My Dad passed away last Monday and I’m really struggling

I lost my wonderful amazing Dad last Monday and I’m really not coping very well. He had lung cancer that was terminal,and had spread to the liver and the scalp but he was having palliative treatment to slow it down and seemed to be doing ok. A week before he died he had to go into hospital with an infection, which then damaged his kidneys. Even with all this going in he still looked relatively well and the doctors said he was doing ok. But last Monday we went to visit him as usual. He was sat up in bed talking one minute then literally within 60 seconds tops he just collapsed and was gone! It was so quick which I know was a blessing for him, but for me I just feel completely devastated and so totally unprepared. My heart feels completely broken and I just can’t even imagine how I’ll go on without him. 

  • Hi,

     

    your dad sounds wonderful and a very strong man who fought all the way. I complete understand how you are feeling as lost my mom last Sunday to lung cancer which spread to her liver, kidneys, adrenal glands and her brain. Even as I type this I still can’t quite believe it’s happened. To say I feel devastated doesn’t seem to do it justice and I imagine you feel the same. I’m always here whenever you want to talk. I only joined the forum this evening and already feel it is helping, just to be able to get my thoughts out there to someone without worrying I’m going to upset them. My dad gets too upset when he sees my cry as does my brother so I try not to talk about it too much with them. So please message me anytime and I’ll just listen and be there for you.  

     

    All my love Lucy c

  • Hi there Julie - this is very, very sad for you & the shock of it must be difficult to cope with. Feeling completely devastated & heartbroken  is perfectly understandable & it all takes time to come to terms with & accept. In this regard try, if you can, just to take things hour by hour & not look too far ahead. We human beings are funny creatures - we tell ourselves we can't bear something whilst at the very same time that's exactly what we are doing even tho' it doesn't feel that way. You are probably much stronger than you think you are & somehow you will find a way to struggle thro' this awful loss.

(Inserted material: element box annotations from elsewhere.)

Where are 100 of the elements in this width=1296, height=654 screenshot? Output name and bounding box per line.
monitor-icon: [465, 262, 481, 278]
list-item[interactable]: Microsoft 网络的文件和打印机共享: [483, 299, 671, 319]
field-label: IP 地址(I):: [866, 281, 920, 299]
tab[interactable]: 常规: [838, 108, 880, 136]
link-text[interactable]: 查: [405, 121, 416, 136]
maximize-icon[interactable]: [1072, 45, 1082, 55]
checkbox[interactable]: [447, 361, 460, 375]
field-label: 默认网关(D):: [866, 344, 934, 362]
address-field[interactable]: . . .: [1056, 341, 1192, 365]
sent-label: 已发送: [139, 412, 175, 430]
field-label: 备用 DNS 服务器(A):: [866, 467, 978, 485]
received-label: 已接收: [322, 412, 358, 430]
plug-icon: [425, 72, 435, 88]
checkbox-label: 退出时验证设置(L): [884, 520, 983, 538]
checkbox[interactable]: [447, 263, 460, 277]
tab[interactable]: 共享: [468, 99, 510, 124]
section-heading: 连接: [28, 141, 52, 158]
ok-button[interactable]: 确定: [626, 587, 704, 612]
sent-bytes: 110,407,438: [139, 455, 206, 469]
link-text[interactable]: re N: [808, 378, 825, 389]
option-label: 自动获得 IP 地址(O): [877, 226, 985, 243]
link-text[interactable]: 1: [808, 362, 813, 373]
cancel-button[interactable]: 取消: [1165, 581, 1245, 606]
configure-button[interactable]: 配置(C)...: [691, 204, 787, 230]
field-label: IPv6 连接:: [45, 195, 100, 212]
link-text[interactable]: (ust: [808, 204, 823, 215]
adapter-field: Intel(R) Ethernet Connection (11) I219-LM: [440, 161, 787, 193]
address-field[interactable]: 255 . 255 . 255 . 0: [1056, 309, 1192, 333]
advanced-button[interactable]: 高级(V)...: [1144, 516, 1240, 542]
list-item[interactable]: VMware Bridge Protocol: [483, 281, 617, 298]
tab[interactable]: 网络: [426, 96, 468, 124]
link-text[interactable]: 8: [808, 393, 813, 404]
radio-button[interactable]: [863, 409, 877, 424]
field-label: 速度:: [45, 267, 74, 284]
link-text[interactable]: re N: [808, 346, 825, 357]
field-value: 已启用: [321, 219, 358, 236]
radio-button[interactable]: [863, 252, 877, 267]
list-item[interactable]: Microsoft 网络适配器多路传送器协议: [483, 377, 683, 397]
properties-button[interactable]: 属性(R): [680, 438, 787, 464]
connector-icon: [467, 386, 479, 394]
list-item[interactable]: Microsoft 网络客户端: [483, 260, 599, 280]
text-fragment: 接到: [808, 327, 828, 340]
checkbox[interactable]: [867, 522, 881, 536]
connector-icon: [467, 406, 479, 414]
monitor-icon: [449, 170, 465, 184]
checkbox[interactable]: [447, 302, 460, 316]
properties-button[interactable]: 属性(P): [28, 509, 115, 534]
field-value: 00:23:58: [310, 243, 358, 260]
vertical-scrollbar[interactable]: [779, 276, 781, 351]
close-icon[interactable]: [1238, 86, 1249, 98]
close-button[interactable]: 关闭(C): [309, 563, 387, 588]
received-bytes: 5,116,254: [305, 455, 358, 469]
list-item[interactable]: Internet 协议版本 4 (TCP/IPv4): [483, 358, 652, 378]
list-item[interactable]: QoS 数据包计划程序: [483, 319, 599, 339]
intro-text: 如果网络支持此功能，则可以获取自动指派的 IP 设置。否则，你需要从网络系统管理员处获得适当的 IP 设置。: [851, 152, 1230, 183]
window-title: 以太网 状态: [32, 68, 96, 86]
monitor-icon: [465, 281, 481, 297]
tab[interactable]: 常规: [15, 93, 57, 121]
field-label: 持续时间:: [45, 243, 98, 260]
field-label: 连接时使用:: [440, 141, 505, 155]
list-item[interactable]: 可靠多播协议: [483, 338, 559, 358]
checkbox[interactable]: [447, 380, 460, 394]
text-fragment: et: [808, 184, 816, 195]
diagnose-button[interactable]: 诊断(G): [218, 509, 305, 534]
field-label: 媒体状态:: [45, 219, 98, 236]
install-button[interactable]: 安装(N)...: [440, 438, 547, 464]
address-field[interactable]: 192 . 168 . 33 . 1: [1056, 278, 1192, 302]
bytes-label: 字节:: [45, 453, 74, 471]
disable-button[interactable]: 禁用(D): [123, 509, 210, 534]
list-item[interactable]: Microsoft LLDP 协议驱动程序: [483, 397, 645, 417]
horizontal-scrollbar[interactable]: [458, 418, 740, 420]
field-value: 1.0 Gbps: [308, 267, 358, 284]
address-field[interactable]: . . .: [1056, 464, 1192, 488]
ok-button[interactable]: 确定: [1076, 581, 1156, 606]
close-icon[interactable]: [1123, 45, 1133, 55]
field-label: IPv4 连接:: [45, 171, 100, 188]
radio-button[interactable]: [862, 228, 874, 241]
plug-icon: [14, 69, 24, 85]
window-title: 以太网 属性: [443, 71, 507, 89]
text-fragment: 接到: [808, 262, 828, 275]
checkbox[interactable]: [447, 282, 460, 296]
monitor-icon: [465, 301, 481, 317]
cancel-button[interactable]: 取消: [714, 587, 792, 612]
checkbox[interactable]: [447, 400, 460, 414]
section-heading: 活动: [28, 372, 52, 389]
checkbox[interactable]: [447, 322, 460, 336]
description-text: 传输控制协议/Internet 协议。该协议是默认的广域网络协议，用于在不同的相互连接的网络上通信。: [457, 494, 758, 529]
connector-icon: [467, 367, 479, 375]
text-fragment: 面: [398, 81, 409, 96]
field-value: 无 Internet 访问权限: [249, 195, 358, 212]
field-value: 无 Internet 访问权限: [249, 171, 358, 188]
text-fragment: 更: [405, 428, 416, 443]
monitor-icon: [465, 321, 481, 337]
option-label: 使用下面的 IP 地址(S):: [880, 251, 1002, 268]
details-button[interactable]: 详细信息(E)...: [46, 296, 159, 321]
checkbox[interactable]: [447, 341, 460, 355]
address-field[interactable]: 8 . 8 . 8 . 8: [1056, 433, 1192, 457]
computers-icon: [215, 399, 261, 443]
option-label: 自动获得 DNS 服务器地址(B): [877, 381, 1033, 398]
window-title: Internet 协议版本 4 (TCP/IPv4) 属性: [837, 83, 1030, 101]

    It's important to tell people how you feel so that they can help. You've done that here so do keep posting whenever you feel like it & talk to people here who have been thro' it & understand how you feel. xx

  • Hi Julie

    I am so sorry to hear about your Dad's passing.  It is heartbreaking when you think things are slowing down and then all of a sudden everything acclerates as you just don't have time to accept it all. 

    My Dad was taken into hospital with a fever and they discovered cancer in his lungs, liver, bowel and adrenal glands during a CT scan.  He looked so well despite loosing his appetite a bit which we put down to his age.  He died just 12 days later in the pallative care unit at the hospital.

    All I would say is that you can take comfort in is that he didn't struggle in his few minutes and that he is no longer in any pain.  My Dad's passing was similar and very quick but it hurts that he never came home as we were expecting a full recovery from his fever.

    We had the funeral last week and it's only now that I feel I can grieve as I was responsible for sorting most of the funeral.  Our celebrant said everyone handles grief differently and you must be open and honest with this around you.  I get comfort from looking at videos of him and going up to the crem and just sitting there but that's my way of handling the grief.